Friday, August 18

me and mine

I am looking at my sexuality
through eyes I've never spoke with before.
Do you see what I see?
Are you waiting for me to make a move?
It boggles me how you make me want to beg and give you all of me.
But you can also make me sit in silent lusting agony
and I don't know who you are
How do you make me feel like a child pretending to be a bigger girl?
I'm a grown womanI have every right to feel these feelings, want this from you.
Yet you know how to keep me in a beggars transition.
I want so much still I don't say a word.
You thought me a little surprise you would open to keep and never touch?
oh baby perhaps you thought I wouldn't keep score, wouldn't get offended.
But you see me and I am so nice, too nice to not touch. My lover, I don't belong on the shelf.
I want to feel your skin and fingertips. I want you to caress me even with your callouses.
I want to feel you on my skin- be next to you and your warmth, your breath and your sex.
All the same next to me. Give me something to feed off of, something real to grasp.
I think and then its not what it is supposed to be.,
You have me so tied up I cant even see my thoughts for through my fantasies.
But I don't know exactly what they are. I am at hard work in the middle of every yesterday
And I think about you and your weight on top of me squeezing the breath out of me .
And our naughty little game we hardly ever play enough. And I moan out loud.
I think there is so much here to work with and I am so grateful and lucky that it is you.
I also believe your trustful and safe enough to let me open myself from the inside out.
So I am gone- looking for my newer sexuality and I am swimming in you deciding where to go.
So thank you for the space and freedom.
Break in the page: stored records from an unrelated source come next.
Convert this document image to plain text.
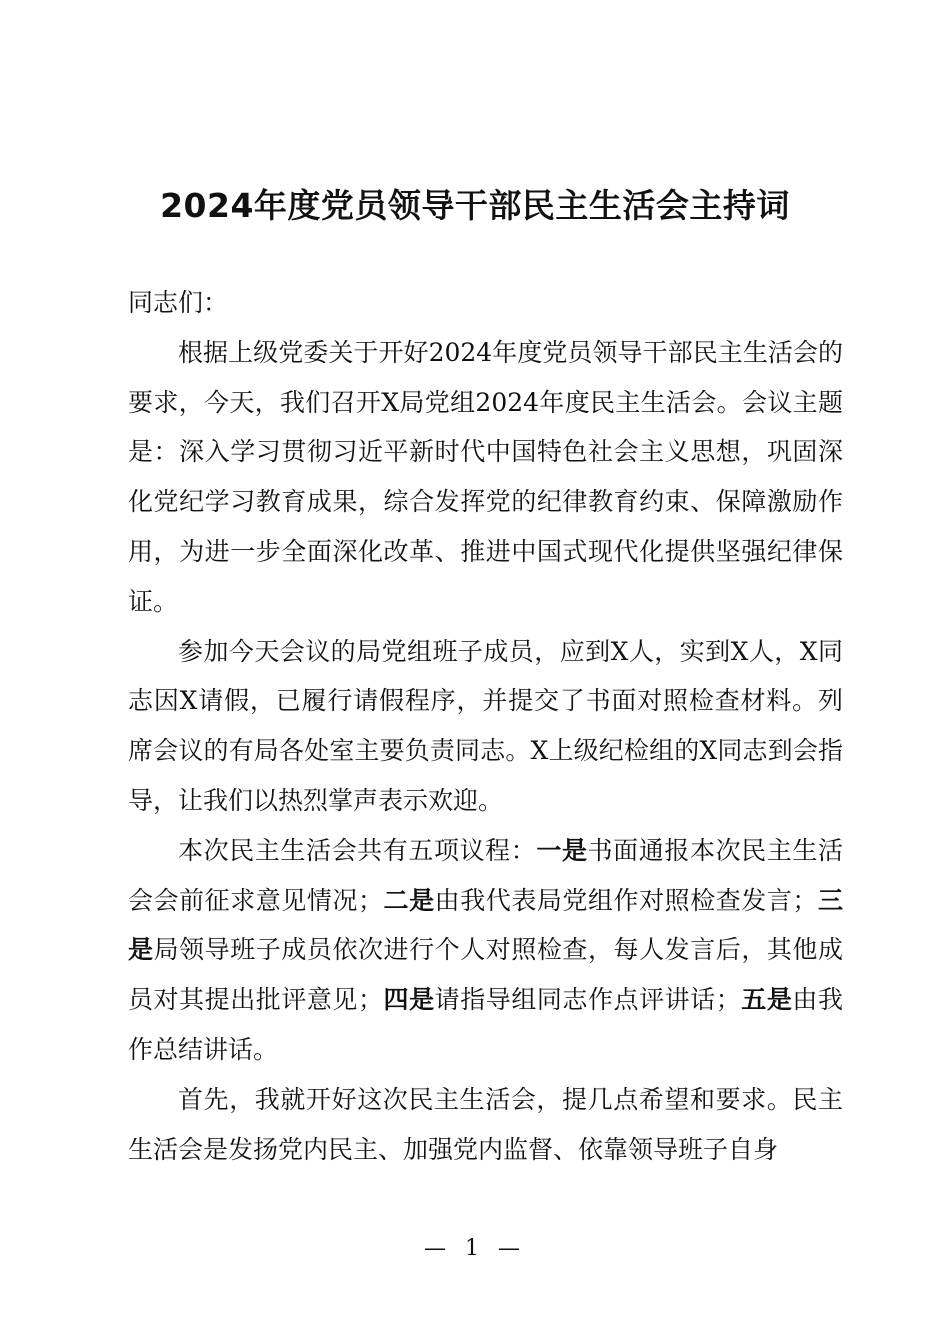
2024年度党员领导干部民主生活会主持词

同志们：

根据上级党委关于开好2024年度党员领导干部民主生活会的要求，今天，我们召开X局党组2024年度民主生活会。会议主题是：深入学习贯彻习近平新时代中国特色社会主义思想，巩固深化党纪学习教育成果，综合发挥党的纪律教育约束、保障激励作用，为进一步全面深化改革、推进中国式现代化提供坚强纪律保证。

参加今天会议的局党组班子成员，应到X人，实到X人，X同志因X请假，已履行请假程序，并提交了书面对照检查材料。列席会议的有局各处室主要负责同志。X上级纪检组的X同志到会指导，让我们以热烈掌声表示欢迎。

本次民主生活会共有五项议程：一是书面通报本次民主生活会会前征求意见情况；二是由我代表局党组作对照检查发言；三是局领导班子成员依次进行个人对照检查，每人发言后，其他成员对其提出批评意见；四是请指导组同志作点评讲话；五是由我作总结讲话。

首先，我就开好这次民主生活会，提几点希望和要求。民主生活会是发扬党内民主、加强党内监督、依靠领导班子自身

— 1 —
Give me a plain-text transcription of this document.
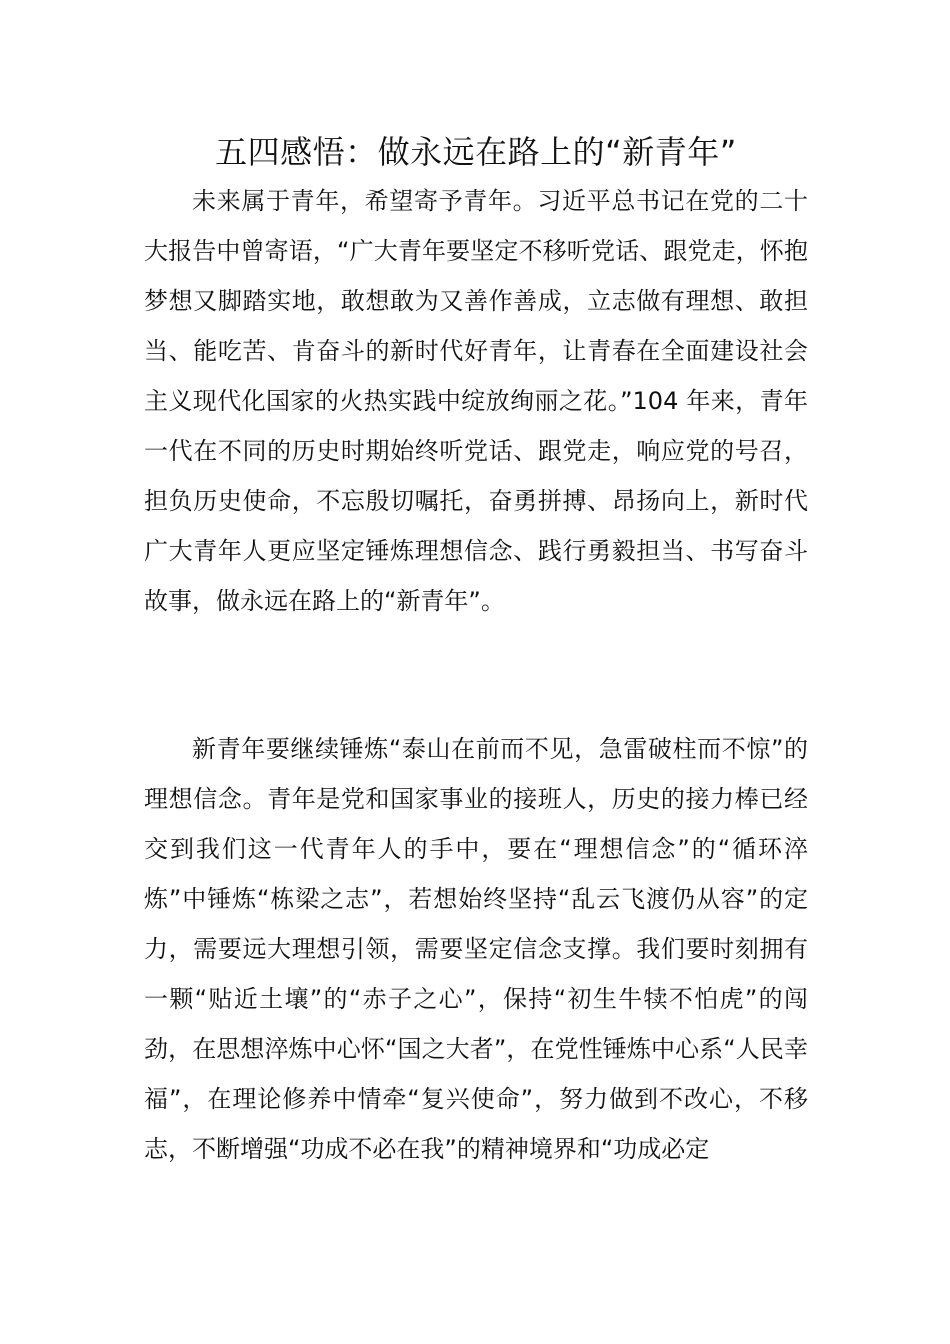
五四感悟：做永远在路上的“新青年”

未来属于青年，希望寄予青年。习近平总书记在党的二十大报告中曾寄语，“广大青年要坚定不移听党话、跟党走，怀抱梦想又脚踏实地，敢想敢为又善作善成，立志做有理想、敢担当、能吃苦、肯奋斗的新时代好青年，让青春在全面建设社会主义现代化国家的火热实践中绽放绚丽之花。”104 年来，青年一代在不同的历史时期始终听党话、跟党走，响应党的号召，担负历史使命，不忘殷切嘱托，奋勇拼搏、昂扬向上，新时代广大青年人更应坚定锤炼理想信念、践行勇毅担当、书写奋斗故事，做永远在路上的“新青年”。

新青年要继续锤炼“泰山在前而不见，急雷破柱而不惊”的理想信念。青年是党和国家事业的接班人，历史的接力棒已经交到我们这一代青年人的手中，要在“理想信念”的“循环淬炼”中锤炼“栋梁之志”，若想始终坚持“乱云飞渡仍从容”的定力，需要远大理想引领，需要坚定信念支撑。我们要时刻拥有一颗“贴近土壤”的“赤子之心”，保持“初生牛犊不怕虎”的闯劲，在思想淬炼中心怀“国之大者”，在党性锤炼中心系“人民幸福”，在理论修养中情牵“复兴使命”，努力做到不改心，不移志，不断增强“功成不必在我”的精神境界和“功成必定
The things I never knew I needed.

Wednesday, August 2

seeeeeeeexuality

I am looking at my own sexuality and discovering who I am for my own self
I see myself as a disguised woman in a bar picking up on men I will never kiss
I am seeing me as a woman dressing up in minis for my man
and I am cooking meat and potatoes--
when I beg let me into you, unto me, and around and down you.
Everything sexual and in control but there is so much more then that.
I love my own person,
my own women I know how to please.
And its not about being a beauty queen or about being adored.
Its about the lust and the hype
and the quality of love I feel
and who I want to give it too
its about lights of a blue lit t.v. screen when its just me.
And when its me in bed and in the shower
and when its me while I'm telling you how to comfort me.